La notaría en la que siempre había trabajado iba a sufrir un proceso de honda transformación. Don Feliciano Noblejas, su activo propietario, cumplía 75 y tenía tomada la decisión la decisión de acceder a la jubilación, pasando la multitud de expedientes archivados a un nuevo notario que abonó una buena cantidad por las instalaciones, cartera de clientes y ubicación en la calle Larios, plena centralidad malagueña. Este nuevo notario, ROBERTO Centella deseaba rejuvenecer al personal y dado que Narciso cumplía los 61, con casi cuatro décadas de servicio a su antecesor, le ofreció el incentivo de una jubilación anticipada. Si aceptaba, la notaría se haría cargo de los pagos a la seguridad social hasta que el escribiente cumpliera los 65, además de compensarle económicamente con una interesante indemnización, que cubría con generosidad la asignación mensual que el empleado recibía.
Nerciso no se lo pensó y aceptó de inmediato la jugosa oferta.
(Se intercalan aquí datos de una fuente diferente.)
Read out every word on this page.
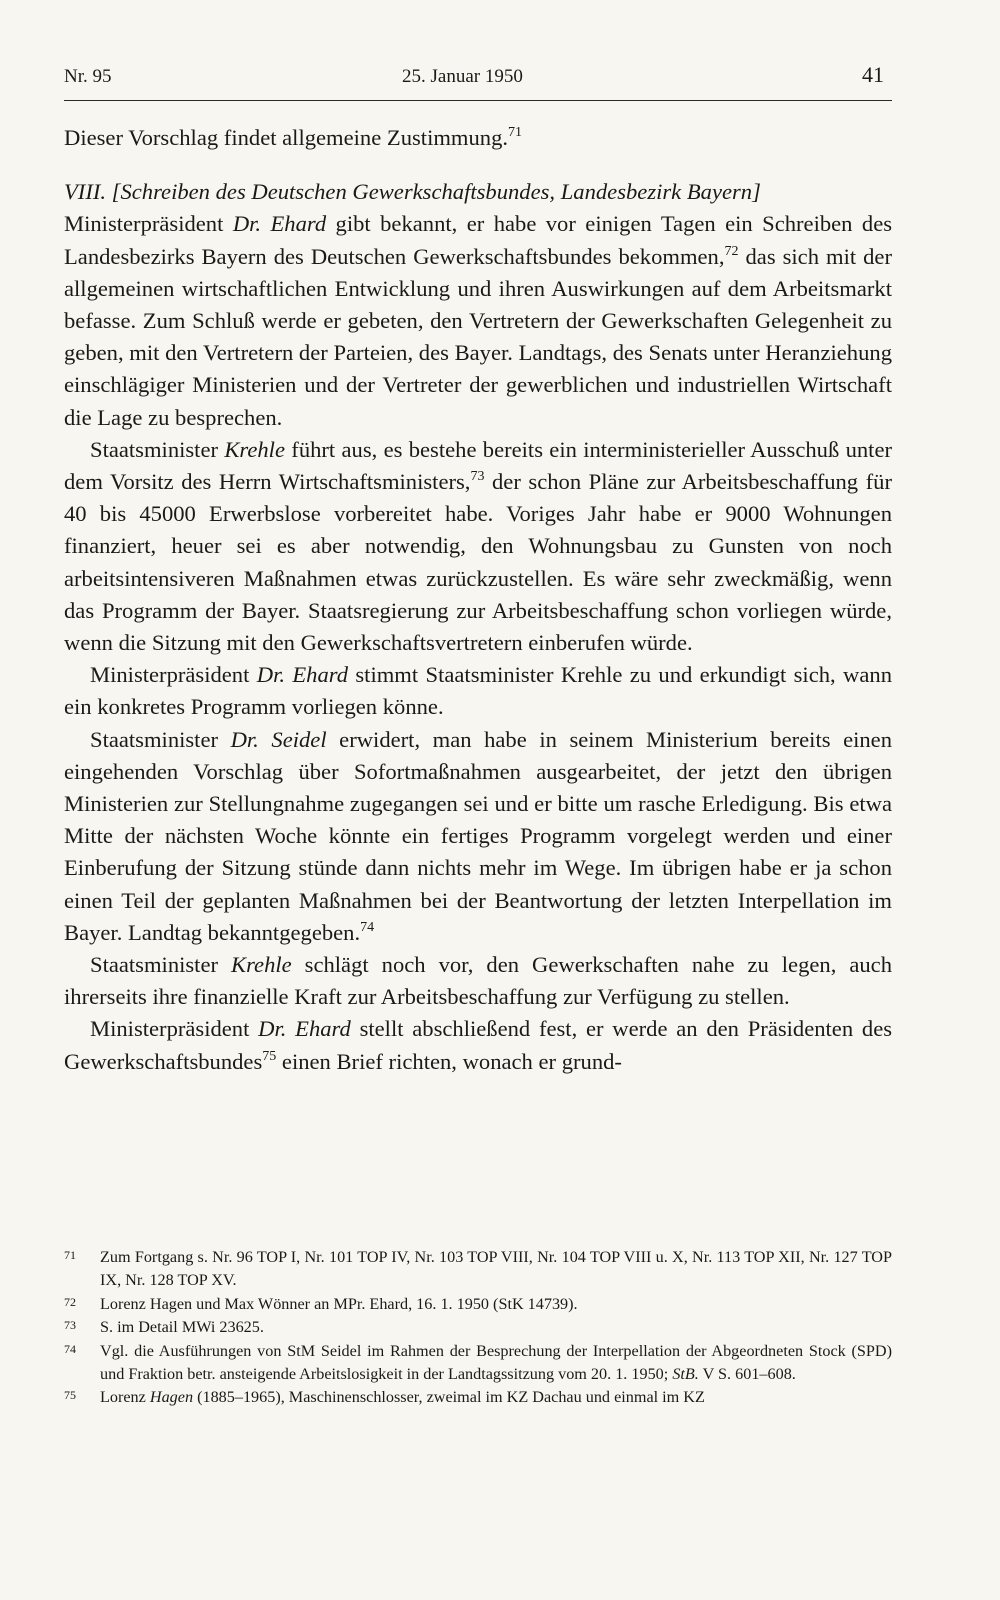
Nr. 95	25. Januar 1950	41

Dieser Vorschlag findet allgemeine Zustimmung.$^{71}$

VIII. [Schreiben des Deutschen Gewerkschaftsbundes, Landesbezirk Bayern]

Ministerpräsident Dr. Ehard gibt bekannt, er habe vor einigen Tagen ein Schreiben des Landesbezirks Bayern des Deutschen Gewerkschaftsbundes bekommen,$^{72}$ das sich mit der allgemeinen wirtschaftlichen Entwicklung und ihren Auswirkungen auf dem Arbeitsmarkt befasse. Zum Schluß werde er gebeten, den Vertretern der Gewerkschaften Gelegenheit zu geben, mit den Vertretern der Parteien, des Bayer. Landtags, des Senats unter Heranziehung einschlägiger Ministerien und der Vertreter der gewerblichen und industriellen Wirtschaft die Lage zu besprechen.

Staatsminister Krehle führt aus, es bestehe bereits ein interministerieller Ausschuß unter dem Vorsitz des Herrn Wirtschaftsministers,$^{73}$ der schon Pläne zur Arbeitsbeschaffung für 40 bis 45000 Erwerbslose vorbereitet habe. Voriges Jahr habe er 9000 Wohnungen finanziert, heuer sei es aber notwendig, den Wohnungsbau zu Gunsten von noch arbeitsintensiveren Maßnahmen etwas zurückzustellen. Es wäre sehr zweckmäßig, wenn das Programm der Bayer. Staatsregierung zur Arbeitsbeschaffung schon vorliegen würde, wenn die Sitzung mit den Gewerkschaftsvertretern einberufen würde.

Ministerpräsident Dr. Ehard stimmt Staatsminister Krehle zu und erkundigt sich, wann ein konkretes Programm vorliegen könne.

Staatsminister Dr. Seidel erwidert, man habe in seinem Ministerium bereits einen eingehenden Vorschlag über Sofortmaßnahmen ausgearbeitet, der jetzt den übrigen Ministerien zur Stellungnahme zugegangen sei und er bitte um rasche Erledigung. Bis etwa Mitte der nächsten Woche könnte ein fertiges Programm vorgelegt werden und einer Einberufung der Sitzung stünde dann nichts mehr im Wege. Im übrigen habe er ja schon einen Teil der geplanten Maßnahmen bei der Beantwortung der letzten Interpellation im Bayer. Landtag bekanntgegeben.$^{74}$

Staatsminister Krehle schlägt noch vor, den Gewerkschaften nahe zu legen, auch ihrerseits ihre finanzielle Kraft zur Arbeitsbeschaffung zur Verfügung zu stellen.

Ministerpräsident Dr. Ehard stellt abschließend fest, er werde an den Präsidenten des Gewerkschaftsbundes$^{75}$ einen Brief richten, wonach er grund-

71 Zum Fortgang s. Nr. 96 TOP I, Nr. 101 TOP IV, Nr. 103 TOP VIII, Nr. 104 TOP VIII u. X, Nr. 113 TOP XII, Nr. 127 TOP IX, Nr. 128 TOP XV.
72 Lorenz Hagen und Max Wönner an MPr. Ehard, 16. 1. 1950 (StK 14739).
73 S. im Detail MWi 23625.
74 Vgl. die Ausführungen von StM Seidel im Rahmen der Besprechung der Interpellation der Abgeordneten Stock (SPD) und Fraktion betr. ansteigende Arbeitslosigkeit in der Landtagssitzung vom 20. 1. 1950; StB. V S. 601–608.
75 Lorenz Hagen (1885–1965), Maschinenschlosser, zweimal im KZ Dachau und einmal im KZ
Era la providente oportunidad que desde hacía tiempo buscaba a fin de llevar a cabo algunas experiencias postergadas y a las que había tenido que renunciar ante su labor diaria como escribiente notarial. Pero Saturna puso el grito en el cielo
“Y ahora me pones en el suplicio de aguantarte, teniéndote todo el día en casa. Tendré que doblar mis sesiones en el gimnasio y salir más con mis amigas. Un hombre en casa todo el día, moviendo y tocándolo todo, es un estorbo que yo no puedo soportar”. Como ya estaba habituado el responsable y paciente escribiente, era una “amorosa” frase a la que ya estaba habituado a recibir de una esposa “cariñosa”.
La primera y gran medida que Narso adoptó en este trascendental cambio en su caminar vital fue dedicar amplio tiempo a practicar con su querida guitarra, regalo inolvidable de su padre, aquel frustrado cantante. Como trataba de tener los menos conflictos posibles con su cónyuge, tomó también la valiente decisión de “echarse a la calle, para disfrutar con sus toques de cuerda y de paso poder gozar de ese protagonismo que todo “bicho viviente” anhela tener en su existencia.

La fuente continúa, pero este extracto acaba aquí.